When Streetcar came to the screen in 1951, the script had to be modified for the sake of the sensors. In addition, veteran actress Jessica Tandy who played Blanche on Broadway was passed over for Gone With the Wind star, Vivien Leigh, who played the part in London. As it turned out, Leigh was Blanche DuBois and won the Oscar for Best Actress. The picture, director, and Brando were also nominated (supporting players Karl Malden and Kim Hunter won) and Brando emerged a bona fide star.
Star status was fleeting. Although he had success through the fifties in Viva Zapata (1952), Julius Caesar (1953), The Wild One (1954, Brando rode his own Triumph Thunderbird in the film), and On The Waterfront (1954), Brando's star began to fade. Perhaps it was because On The Waterfront had been such a tour de force (Brando won Best Actor for the role) that his next efforts failed to live up. Some critics feel that after such incredible success in his first six pictures, Brando chose not to work to his full potential in his succeeding films. He continued to be a box office draw for the rest of the decade, but as the sixties began, Brando was in a definite decline.
1962's Mutiny on the Bounty, filmed on location in Tahiti, became a fiasco as Brando became revolted with the motion picture industry. He inspired an article in The Saturday Evening Post headlined "Six Million Dollars down the drain: the Mutiny of Marlon Brando". Although he continued to get hired, Brando became box office poison through the sixties, although he did take up a number of social causes, including African American and Native American rights.
In 1972, director Francis Ford Coppola released what is sometimes called the best American picture of all time, The Godfather, and the picture was also a turning point for Brando, winning his second Oscar (he made history by turning down the award in protest over the treatment of American Indians by the film industry). He followed up The Godfather with The Last Tango in Paris (1972), but the sexual content of the picture overshadowed Brando's stellar performance. Brando made a well received, almost cameo appearance as the Man of Steel's father in Superman (1978, unused footage from the film would be used in later installments of the franchise after Brando's death).

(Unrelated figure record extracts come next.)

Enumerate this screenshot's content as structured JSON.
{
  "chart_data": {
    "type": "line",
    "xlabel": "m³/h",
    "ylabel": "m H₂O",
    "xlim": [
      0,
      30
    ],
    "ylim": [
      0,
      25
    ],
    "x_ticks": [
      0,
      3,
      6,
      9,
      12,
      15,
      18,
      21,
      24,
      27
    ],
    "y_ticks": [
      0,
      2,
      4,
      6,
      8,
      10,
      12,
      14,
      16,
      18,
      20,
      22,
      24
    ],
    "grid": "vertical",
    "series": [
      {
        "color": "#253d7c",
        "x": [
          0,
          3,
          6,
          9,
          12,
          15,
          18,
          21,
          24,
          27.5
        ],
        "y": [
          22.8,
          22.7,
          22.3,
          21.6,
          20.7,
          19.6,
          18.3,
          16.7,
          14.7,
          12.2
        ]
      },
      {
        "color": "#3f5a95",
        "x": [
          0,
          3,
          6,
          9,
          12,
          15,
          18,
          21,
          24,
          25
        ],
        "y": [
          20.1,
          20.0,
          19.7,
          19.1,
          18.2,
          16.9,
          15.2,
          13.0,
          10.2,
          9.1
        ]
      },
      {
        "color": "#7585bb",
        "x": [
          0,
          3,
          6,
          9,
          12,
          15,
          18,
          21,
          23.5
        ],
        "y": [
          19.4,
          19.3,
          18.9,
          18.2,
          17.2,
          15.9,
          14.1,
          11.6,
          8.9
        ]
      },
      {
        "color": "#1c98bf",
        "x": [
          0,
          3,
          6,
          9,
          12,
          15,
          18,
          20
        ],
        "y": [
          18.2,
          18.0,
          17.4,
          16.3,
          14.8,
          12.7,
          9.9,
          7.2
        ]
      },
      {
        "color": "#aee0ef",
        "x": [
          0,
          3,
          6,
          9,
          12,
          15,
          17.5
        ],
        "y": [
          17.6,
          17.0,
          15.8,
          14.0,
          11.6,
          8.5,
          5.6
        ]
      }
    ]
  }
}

Brando's last success would be Coppola's opus Apocalypse Now (1979). The picture was beset with delays and a troubled production (location shooting in the Philippines was interrupted by Typhoon Olga and star Martin Sheen had a heart attack while filming deep in the jungle), but the film was a hit, winning the Palme d'Or at Cannes and becoming a cultural icon.
Brando's health had begun to fail before shooting Apocalypse. His weight fluctuated constantly, topping 300 pounds on occasion, and he suffered from diabetes. On July 1, 2004, Marlon Brando died of respiratory failure with congestive heart failure. He was 80.
Marlon Brando is honored by a Star on the Hollywood Walk of Fame at 1765 Vine Street which was dedicated for his contributions to Motion Pictures.